Jawaban pertanyaan ini bisa betul dan bisa tidak, tergantung
bagaimana pola konsumsi, pola kehidupan serta faktor jaminan
keamanan akan kehidupan dari setiap negara kepada
penduduknya. Studi Birdsall (1995) di negara-negara Asia timur
yang mempunyai tingkat pertumbuhan tinggi ( >7%), sedang
(5%-6%) dan rendah (<5%) selama 30 tahun, menunjukkan
bahwa kemiskinan dan kesejahteraan merupakan dua hal yang
berbeda. Studi Birdsall menunjukkan bahwa Srilangka yang
mempunyai tingkat pertumbuhan yang relatif rendah (<5%)
dan mempunyai indeks SPI yang rendah (yang menunjukkan
tingkat pendapatan per kapita dalam US dollar rendah atau
kurang dari 500 dolar AS per tahun) ternyata mempunyai
tingkat kesejahteraan yang tinggi bila dibandingkan dengan
Indonesia, atau misalkan Brasil (yang mempunyai pendapatan
per kapita diatas 5000 dolar AS pertahun). Anand dan Kanbur
(1993) mengusulkan pola pengukuran kemiskinan dengan
memasukan variabel variabel non keuangan (non financial
variables), seperti kemudahan mendapatkan pendidikan yang
murah, fasilitas kesehatan yang luas dan murah, kesempatan
kerja yang tinggi, angka kematian balita dan ibu yang
melahirkan, tingkat kemungkinan hidup, sistem perumahan
dan sarana kesehatan umum, listrik dan lain lain. Dengan
memakai ukuran yang baru Anand dan Kanbur melakukan uji
ulang atas data dari Ahluwalia terhadap 60 negara. Hasilnya
adalah kemiskinan tidak identik dengan kesejahteraan. Malcolm
Gillis dalam bukunya “Economics of Development” (1983)
mencantumkan faktor tersebut sebagai basic human needs and
Social Indicators dalam penghitungan kemiskinan.
MODEL PEMBANGUNAN Dengan semakin banyaknya negara negara yang baru
merdeka setelah perang dunia ke II, dimana negara negara
tersebut menghadapi masalah masalah mandegnya
pertumbuhan ekonomi, meningkatnya pengangguran yang
diikuti dengan tingkat kemiskinan yang meningkat serta
turunnya indikator makro ekonomi lainnya.
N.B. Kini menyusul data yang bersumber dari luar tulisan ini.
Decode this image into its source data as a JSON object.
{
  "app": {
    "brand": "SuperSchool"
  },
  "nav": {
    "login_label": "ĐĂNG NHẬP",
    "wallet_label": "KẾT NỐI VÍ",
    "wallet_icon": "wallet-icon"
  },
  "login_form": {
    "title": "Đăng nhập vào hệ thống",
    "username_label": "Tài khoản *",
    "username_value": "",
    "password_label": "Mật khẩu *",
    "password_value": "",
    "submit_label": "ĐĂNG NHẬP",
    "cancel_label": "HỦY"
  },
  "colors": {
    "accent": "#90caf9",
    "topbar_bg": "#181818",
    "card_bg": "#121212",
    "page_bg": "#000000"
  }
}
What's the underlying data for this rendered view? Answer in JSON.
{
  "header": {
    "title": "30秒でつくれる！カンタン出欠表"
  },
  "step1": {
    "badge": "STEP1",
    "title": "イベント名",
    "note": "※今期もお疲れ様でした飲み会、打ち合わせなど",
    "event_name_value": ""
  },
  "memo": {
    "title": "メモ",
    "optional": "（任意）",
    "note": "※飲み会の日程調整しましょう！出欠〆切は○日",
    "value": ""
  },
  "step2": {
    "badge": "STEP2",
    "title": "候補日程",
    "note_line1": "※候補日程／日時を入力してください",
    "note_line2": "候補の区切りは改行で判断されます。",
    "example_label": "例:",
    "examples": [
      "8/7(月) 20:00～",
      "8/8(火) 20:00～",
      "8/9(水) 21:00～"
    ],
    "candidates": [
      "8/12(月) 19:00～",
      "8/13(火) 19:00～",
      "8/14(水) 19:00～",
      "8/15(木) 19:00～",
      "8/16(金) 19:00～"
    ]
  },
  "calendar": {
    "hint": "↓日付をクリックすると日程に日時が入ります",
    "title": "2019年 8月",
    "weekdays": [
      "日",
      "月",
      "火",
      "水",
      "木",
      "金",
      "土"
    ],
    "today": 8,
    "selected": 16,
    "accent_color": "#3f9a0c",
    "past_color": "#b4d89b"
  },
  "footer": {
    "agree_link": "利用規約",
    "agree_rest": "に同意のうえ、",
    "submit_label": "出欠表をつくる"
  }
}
Kenyataan ini
mendorong timbulnya mashab baru dalam bidang ekonomi,
yaitu perlunya campur tangan pemerintah dalam upaya
mempercepat pemulihan di bidang ekonomi. Timbullah model
model pembangunan ekonomi, di mana intinya memberikan
peran kepada pemerintah untuk mengarahkan jalannya
pertumbuhan ekonomi. Guidance development atau planned
economy menjadi motor pertumbuhan ekonomi di hampir
semua negara berkembang, termasuk Indonesia.
Indonesia menerapkan model guidance development
dalam pengelolaan ekonomi sejak pertengahan tahun 1950,
dengan pola dasar “Growth with Distribution of Wealth” di
mana peran pemerintah pusat sangat dominan dalam mengatur
pertumbuhan ekonomi (lihat pembangunan semesta berencana
dari kabinet Juanda). Pola dasar ini berakhir dengan terjadinya
spiral inflation pada akhir tahun 1965. Namun apakah pola ini
tidak cocok dengan kondisi di Indonesia, masih perlu kajian
lebih lanjut. Kemudian sejak awal tahun 1970 Indonesia
menerapkan planned economy dengan pola “Growth First then
Distribution of Wealth”. Planned economy ini menunjukkan
keberhasilan , terutama dilihat dari indikator makro ekonomi,
yaitu tingkat pertumbuhan ekonomi yang tinggi, pertumbuhan
pendapatan yang tinggi, tingkat inflasi yang rendah, kestabilan
nilai tukar rupiah, rendahnya tingkat pengangguran dan
perbaikan sarana perekonomian. Planned economy ini terbagi
dalam lima Pelita (pembangunan lima tahun) di mana tahap
pertama berakhir pada tahun 1997, yang kemudian diikuti
dengan tahap ke II Pelita, yaitu tahap take off.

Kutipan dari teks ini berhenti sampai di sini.